Are you asking why we use them outside of computation, which we no longer need them for?

There are lots of applications and a big one is optimization.

Basically, say we have some expression we wish to optimize – find the maximum or minimum of. There are well known ways to do this via calculus… but in many cases they become easier if we instead optimize the logarithm of that expression.

This is because logarithms turn products into addition which are easier to work with. And since log is an increasing function, optimizing the log of an expression is the same as optimizing the expression itself.

Lots of the current work in deep learning/AI for example is built, essentially, on optimizing expressions involving logarithms. Programming this requires understanding the underlying optimization problem and that includes being able to manipulate logarithms.

But that’s just one examples. There are many others in theoretical or applied math.

Are you trying to get someone to answer your homework?

The logarithm is a common and useful mathematical function that shows up in a ton of different places. Logarithms aren’t just there for slide rules. They show up as a common integral in calculus (integral du/u = ln(u) + C) and thus in the solution to a very common type of differential equation. They show up when solving any equation involving a variable in an exponent, as with things like half-lives, decay constants, or continuously compounding interest. A full list of everywhere they appear would be quite long.

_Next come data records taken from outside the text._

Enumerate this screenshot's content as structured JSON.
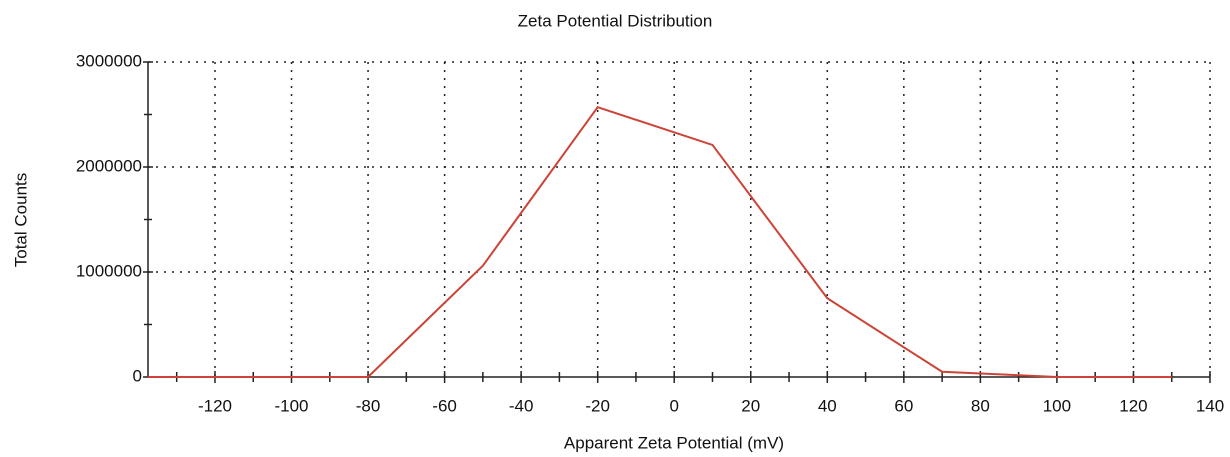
{
  "chart_data": {
    "type": "line",
    "title": "Zeta Potential Distribution",
    "x_label": "Apparent Zeta Potential (mV)",
    "y_label": "Total Counts",
    "series": [
      {
        "name": "Zeta Potential",
        "color": "#cc4438",
        "x": [
          -140,
          -110,
          -80,
          -50,
          -20,
          10,
          40,
          70,
          100,
          130
        ],
        "values": [
          0,
          0,
          0,
          1060000,
          2570000,
          2210000,
          750000,
          50000,
          0,
          0
        ]
      }
    ],
    "xlim": [
      -137.5,
      140
    ],
    "ylim": [
      0,
      3000000
    ],
    "xticks": [
      -120,
      -100,
      -80,
      -60,
      -40,
      -20,
      0,
      20,
      40,
      60,
      80,
      100,
      120,
      140
    ],
    "yticks": [
      0,
      1000000,
      2000000,
      3000000
    ],
    "xminorticks": [
      -130,
      -110,
      -90,
      -70,
      -50,
      -30,
      -10,
      10,
      30,
      50,
      70,
      90,
      110,
      130
    ],
    "yminorticks": [
      500000,
      1500000,
      2500000
    ],
    "grid": true
  }
}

ELI5: What are logarithms?

Logarithms are an important concept in mathematics whether or not a computer is available.

For example, if you have an exponential relationship y = a^x and want to express x in terms of y (that is, find the x that makes the exponential relation produce a desired value y) then you’ll need logarithms. This is not some idle task: lots of growth models involve exponential behavior (see radioactive decay, including the formula for half-life, which uses logarithms). Anytime you encounter an important function, its inverse function is probably important too: square roots are inverses of squares and logarithms are inverses of exponentials.

Some more examples: logarithms occur in the description of entropy in thermodynamics and information theory, they are used to describe the decibel scale in acoustics, and they are used to describe the Richter scale for earthquakes. The section on applications of logarithms on the Wikipedia page for logarithms mentions more examples in the real world involving logarithms.

In calculus, logarithms provide the missing formula for an antiderivative of the function x^r when r = -1: the antiderivative for all other values or r is much simpler, but that simpler formula makes no direct sense if r = -1. So if logarithms had not been created before calculus was developed (which they were), they’d have to have been created to make calculus a more complete subject.

There are a bazillion ways logarithms appear in math studied on its own (pure math), but that’s certainly not the kind of answer you are seeking, so I won’t mention those.